僕の私の すべての教室で

  学校給食センター

地域の食情報発信基地に
子どもとチャット更新も

島根・出雲市立学校給食センター


 昨年7月、最新の設備を備えたドライシステム調理場として移転新築した出雲市立学校給食センター。同センターでは、平成10年度から3か年間パソコンを活用した食に関する指導の研究指定(文科省)を受け、ホームページの開設やインターネットを活用した食の指導など多くの取り組みを実践してきている。
 給食センターに設置されているパソコンは全部で7台。その7台すべてがインターネットに接続されており、ホームページを通した情報発信や情報収集、学校の子どもや保護者、地域の人々との交流に活用されている。市内の全小中学校をつなぐ「いずもオロチネット」にも接続されており、さらに「出雲イントラネット」が整備されているので学校の子どもだけでなく、保護者、地域の人々ともネットワークを通じて交流が図られている。
 ホームページ上には給食の献立紹介だけでなく、学校栄養職員が行っている「食に関する指導」についての情報や、好評だった献立のレシピ紹介など幅広い情報を掲載。また相談コーナーとして「栄養相談ホットライン」が設けられており、子ども、保護者から毎日のように相談が寄せられている。「美味しかった給食の作り方を教えてというものから、ダイエットの悩み、スポーツに適した食事についてなど食に関する幅広い質問があります。就学前のお母さんから食物アレルギーについての対応を聞かれたり、小児糖尿病に関する質問などもありました」と学校栄養職員の中野志女子さんは話す。相談だけでなく、子どもたちから「今日の給食おいしかったです」といった感謝の言葉もあり、中には普段大人しく話すことが苦手な子どもが家からメールで気持ちを伝えてくることもあるそうだ。
 これらのメールに対し栄養に関する相談については学校栄養職員が対応、子どもたちからの給食に関するメールには調理員自らが返信をするなど、職員全体の取り組みとして定着しているという。
 学校に対する情報発信も積極的に行っており、市内の各校に対して食の指導に活用できるような食材や調理風景等の画像も取り込んだメールを毎日発信している。
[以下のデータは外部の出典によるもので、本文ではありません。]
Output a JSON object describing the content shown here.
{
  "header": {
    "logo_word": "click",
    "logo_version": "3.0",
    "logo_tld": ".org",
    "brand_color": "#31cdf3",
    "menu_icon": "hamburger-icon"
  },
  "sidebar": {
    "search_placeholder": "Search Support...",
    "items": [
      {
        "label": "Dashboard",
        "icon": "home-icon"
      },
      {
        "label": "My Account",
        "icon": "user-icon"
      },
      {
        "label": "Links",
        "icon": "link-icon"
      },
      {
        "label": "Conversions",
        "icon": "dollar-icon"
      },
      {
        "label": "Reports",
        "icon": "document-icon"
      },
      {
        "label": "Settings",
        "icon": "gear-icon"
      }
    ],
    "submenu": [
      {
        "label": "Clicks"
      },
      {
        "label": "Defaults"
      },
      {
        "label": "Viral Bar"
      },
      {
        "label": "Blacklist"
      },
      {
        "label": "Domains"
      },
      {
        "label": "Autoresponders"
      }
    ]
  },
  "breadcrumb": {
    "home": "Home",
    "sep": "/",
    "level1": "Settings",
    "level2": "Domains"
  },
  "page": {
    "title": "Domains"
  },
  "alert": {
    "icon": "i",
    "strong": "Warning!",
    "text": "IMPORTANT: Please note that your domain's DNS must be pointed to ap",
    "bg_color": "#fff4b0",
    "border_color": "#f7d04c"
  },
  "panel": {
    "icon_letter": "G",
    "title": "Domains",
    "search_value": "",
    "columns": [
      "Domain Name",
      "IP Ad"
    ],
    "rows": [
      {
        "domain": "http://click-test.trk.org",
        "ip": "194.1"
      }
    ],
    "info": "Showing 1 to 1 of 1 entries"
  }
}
「毎日学校へ出向くことはできないので、少しでも給食に関する情報を発信し、学校側で活用してもらえれば」と中野さん。また給食委員の子どもたちとチャット機能を使ってタイムリーで交信を行うこともある。給食の残菜について意見交換をするなど、顔は見えないが、ネットを通じてよい交流の場になっているということだ。
 学校給食センターのホームページは少しずつ増えてきたが、同給食センターのような取り組みを行っているところは全国でも数少ない。今後は県内外の給食センターともインターネットを通じて情報交換などを行っていけたらと中野さんは話す。
 また食材の発注作業なども現在は電話やファックスを使って業者と連絡をとっているが、今後それらの作業もネットワークを活用することができればより効率的な作業が行われることになっていくだろう。